To solve these questions, we need to use statistical formulas related to confidence intervals and sample sizes.
(a) To determine the minimum sample size required for a 90% confidence interval, we use the formula for the sample size \( n \):
\[ n = \left( \frac{Z \cdot \sigma}{E} \right)^2 \]
where \( Z \) is the Z-value corresponding to the desired confidence level, \( \sigma \) is the population standard deviation, and \( E \) is the margin of error.
(b) To determine if the population mean could be exactly 128 ounces, we need to construct the confidence interval using the sample mean, sample size, confidence level, and population standard deviation. We then check if 128 ounces falls within this interval.
For a 90% confidence level, the Z-value is calculated as:
\[ Z = 1.6449 \]
Using the formula for the sample size \( n \):
\[ n = \left( \frac{Z \cdot \sigma}{E} \right)^2 \]

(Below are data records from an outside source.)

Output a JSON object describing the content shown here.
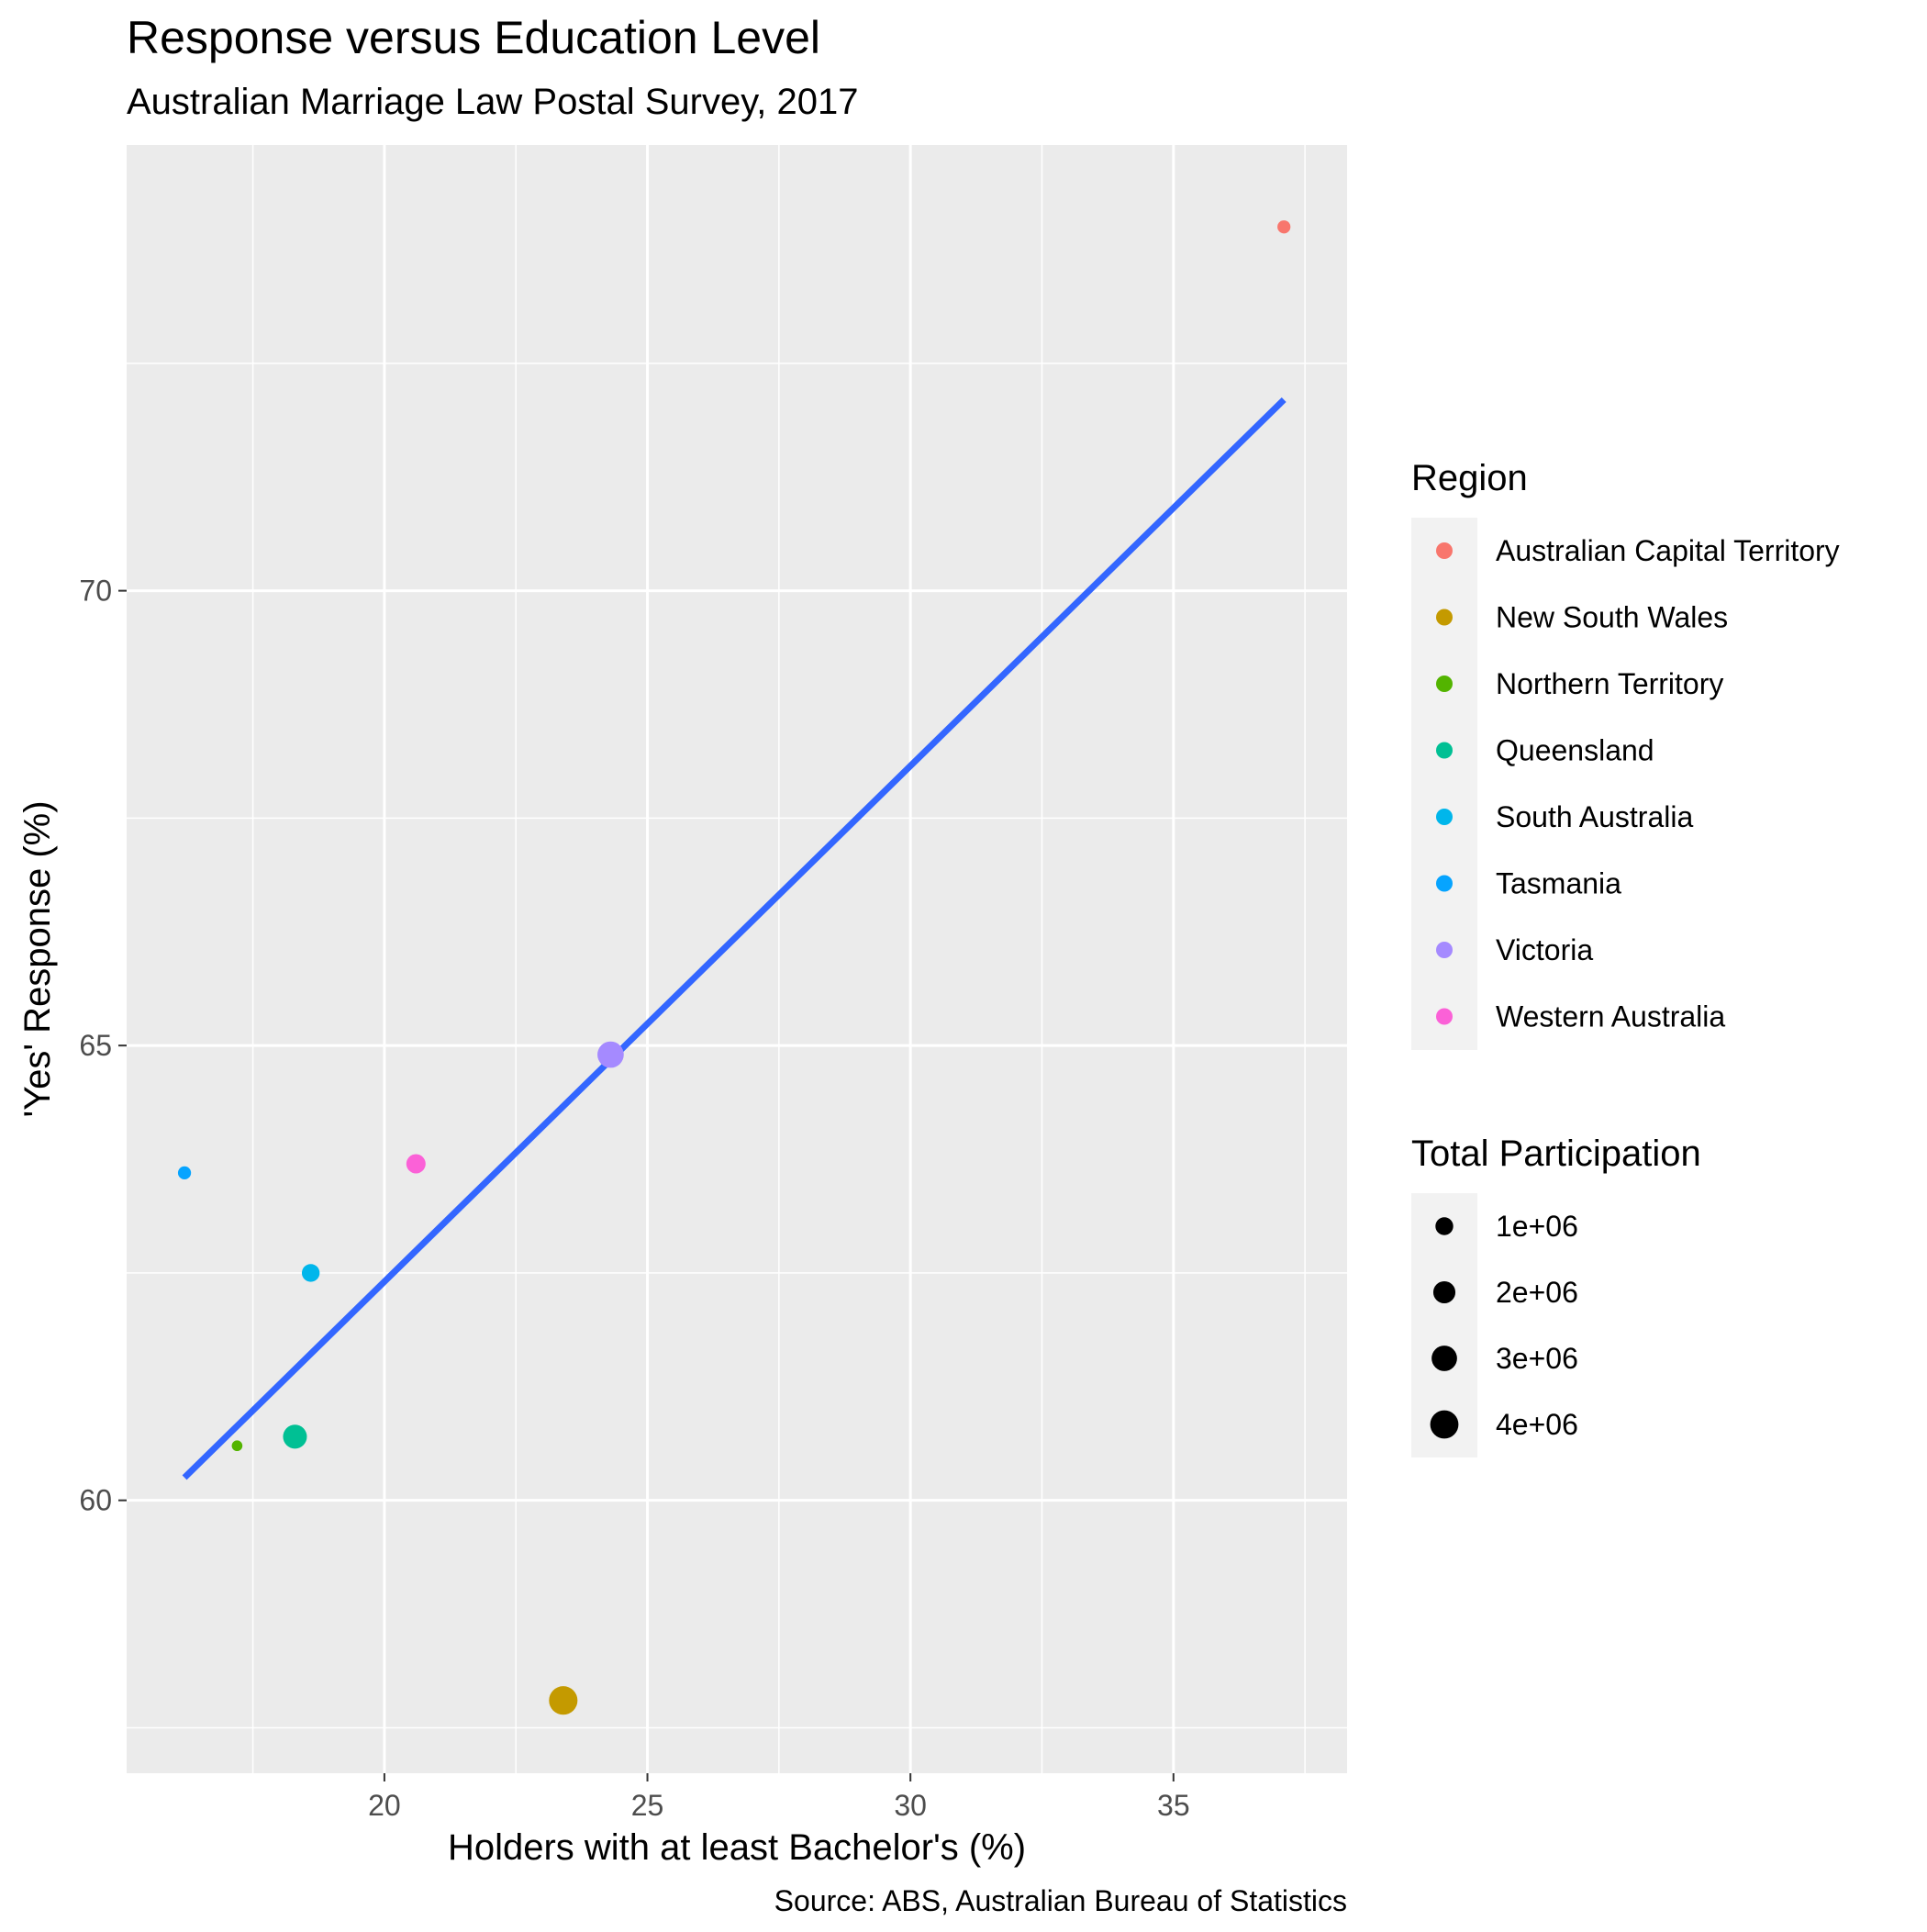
{
  "chart_data": {
    "type": "scatter",
    "title": "Response versus Education Level",
    "subtitle": "Australian Marriage Law Postal Survey, 2017",
    "xlabel": "Holders with at least Bachelor's (%)",
    "ylabel": "'Yes' Response (%)",
    "caption": "Source: ABS, Australian Bureau of Statistics",
    "xlim": [
      15.1,
      38.3
    ],
    "ylim": [
      57.0,
      74.9
    ],
    "x_ticks": [
      20,
      25,
      30,
      35
    ],
    "x_tick_labels": [
      "20",
      "25",
      "30",
      "35"
    ],
    "y_ticks": [
      60,
      65,
      70
    ],
    "y_tick_labels": [
      "60",
      "65",
      "70"
    ],
    "grid": true,
    "legend_position": "right",
    "points": [
      {
        "region": "Australian Capital Territory",
        "x": 37.1,
        "y": 74.0,
        "participation": 0.3,
        "color": "#F8766D"
      },
      {
        "region": "New South Wales",
        "x": 23.4,
        "y": 57.8,
        "participation": 4.1,
        "color": "#C49A00"
      },
      {
        "region": "Northern Territory",
        "x": 17.2,
        "y": 60.6,
        "participation": 0.1,
        "color": "#53B400"
      },
      {
        "region": "Queensland",
        "x": 18.3,
        "y": 60.7,
        "participation": 2.5,
        "color": "#00C094"
      },
      {
        "region": "South Australia",
        "x": 18.6,
        "y": 62.5,
        "participation": 1.0,
        "color": "#00B6EB"
      },
      {
        "region": "Tasmania",
        "x": 16.2,
        "y": 63.6,
        "participation": 0.3,
        "color": "#06A4FF"
      },
      {
        "region": "Victoria",
        "x": 24.3,
        "y": 64.9,
        "participation": 3.3,
        "color": "#A58AFF"
      },
      {
        "region": "Western Australia",
        "x": 20.6,
        "y": 63.7,
        "participation": 1.3,
        "color": "#FB61D7"
      }
    ],
    "regression_line": {
      "color": "#3366FF",
      "x": [
        16.2,
        37.1
      ],
      "y": [
        60.25,
        72.1
      ]
    },
    "legends": {
      "color": {
        "title": "Region",
        "items": [
          {
            "label": "Australian Capital Territory",
            "color": "#F8766D"
          },
          {
            "label": "New South Wales",
            "color": "#C49A00"
          },
          {
            "label": "Northern Territory",
            "color": "#53B400"
          },
          {
            "label": "Queensland",
            "color": "#00C094"
          },
          {
            "label": "South Australia",
            "color": "#00B6EB"
          },
          {
            "label": "Tasmania",
            "color": "#06A4FF"
          },
          {
            "label": "Victoria",
            "color": "#A58AFF"
          },
          {
            "label": "Western Australia",
            "color": "#FB61D7"
          }
        ]
      },
      "size": {
        "title": "Total Participation",
        "items": [
          {
            "label": "1e+06",
            "value": 1.0
          },
          {
            "label": "2e+06",
            "value": 2.0
          },
          {
            "label": "3e+06",
            "value": 3.0
          },
          {
            "label": "4e+06",
            "value": 4.0
          }
        ]
      }
    }
  }
}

where \( \sigma = 0.84 \) and \( E = 0.7 \):
\[ n = \left( \frac{1.6449 \cdot 0.84}{0.7} \right)^2 \approx 3.678 \]
Rounding up to the nearest whole number:
\[ n = 4 \]
Given the sample mean \( \bar{x} = 127 \), sample size \( n = 7 \), and population standard deviation \( \sigma = 0.84 \), the confidence interval is calculated as:
\[ \text{Confidence Interval} = \left( \bar{x} - Z \cdot \frac{\sigma}{\sqrt{n}}, \bar{x} + Z \cdot \frac{\sigma}{\sqrt{n}} \right) \]
\[ \text{Confidence Interval} = \left( 127 - 1.6449 \cdot \frac{0.84}{\sqrt{7}}, 127 + 1.6449 \cdot \frac{0.84}{\sqrt{7}} \right) \]
\[ \text{Confidence Interval} = (126.4778, 127.5222) \]
Check if 128 ounces falls within the confidence interval:
\[ 126.4778 \leq 128 \leq 127.5222 \]
Since 128 is not within the interval, it is unlikely that the population mean is exactly 128 ounces.